I remember as a child the effect midweek Lenten devotional services had on me. First of all it seemed very strange that we would get dressed and go to church in the evenings. I knew we did that on Christmas Eve but going to church at night other than that was strange to me.  The darkness outside, the dim light in the churches, the dolorus and sometimes downright depressing music impressed upon my mind that something special was going on here.  Very early on the striking image of the rooster crowing and Jesus looking at Peter in the courtyard and running out weeping has moved me.
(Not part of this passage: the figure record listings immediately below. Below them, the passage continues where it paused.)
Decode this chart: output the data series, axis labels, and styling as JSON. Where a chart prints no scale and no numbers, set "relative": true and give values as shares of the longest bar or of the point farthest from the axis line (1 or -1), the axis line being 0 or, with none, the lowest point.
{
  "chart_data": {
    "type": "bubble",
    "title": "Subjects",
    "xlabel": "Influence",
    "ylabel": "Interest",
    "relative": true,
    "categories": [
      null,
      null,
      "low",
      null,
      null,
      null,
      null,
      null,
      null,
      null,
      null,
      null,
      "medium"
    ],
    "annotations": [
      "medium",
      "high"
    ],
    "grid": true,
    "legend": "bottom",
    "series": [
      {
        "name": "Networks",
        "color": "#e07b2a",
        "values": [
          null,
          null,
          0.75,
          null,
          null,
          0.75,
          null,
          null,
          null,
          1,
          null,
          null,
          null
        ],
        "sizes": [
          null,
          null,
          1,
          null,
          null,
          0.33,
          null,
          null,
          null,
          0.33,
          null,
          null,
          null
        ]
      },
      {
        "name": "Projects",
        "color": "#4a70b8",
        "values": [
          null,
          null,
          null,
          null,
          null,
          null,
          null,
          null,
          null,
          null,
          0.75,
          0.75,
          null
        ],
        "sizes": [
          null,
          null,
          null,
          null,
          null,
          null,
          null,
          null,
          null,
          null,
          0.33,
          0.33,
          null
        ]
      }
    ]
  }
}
Growing up in a mainly Roman Catholic town, so Catholic that we had one large church for the Latino population and another large church for the mainly Bohemian/Irish congregation and even a convent with a real nuns, and a parochial school, Lent became a time of great conversation and anticipation. Walking home after school with my Catholic friends, seeing the smudges on their foreheads on Ash Wednesday (which my pastor did not observe) and the conversations about what would be sacrificed for Lent were illuminating. The usual suspects of spinach and broccoli being given up were always mentioned but there were very serious people who actually did give up meat for the 40 days of Lent. Some of my friends gave up bubblegum and chocolate and I remember offering to give up my Christmas Lutefisk for next year but was informed that future sacrifices did not apply.
My mother enjoyed the special devotion services on Wednesday evenings during Lent even though my father probably missed half of them because of his shift work. She liked the peace and quiet, and the hymns like “Come to Calvary’s Holy Mountain” and “Alas and Did My Savior Bleed”.
These were quiet contemplative times in the midst of the busyness of raising two boys and working full-time. The Lenten devotional was not something to be avoided but it was actually looked forward to.  Someone, and I can’t remember who, made the statement that most people he knows have given up Lent for Lent.  He went on to say but most people are simply too busy for Lent and they almost immediately forget the Ash Wednesday observation that “you are dust and to dust you shall return”. In this world he said, “you may be too busy for Lenten devotional exercises, but you’re never too busy to die”.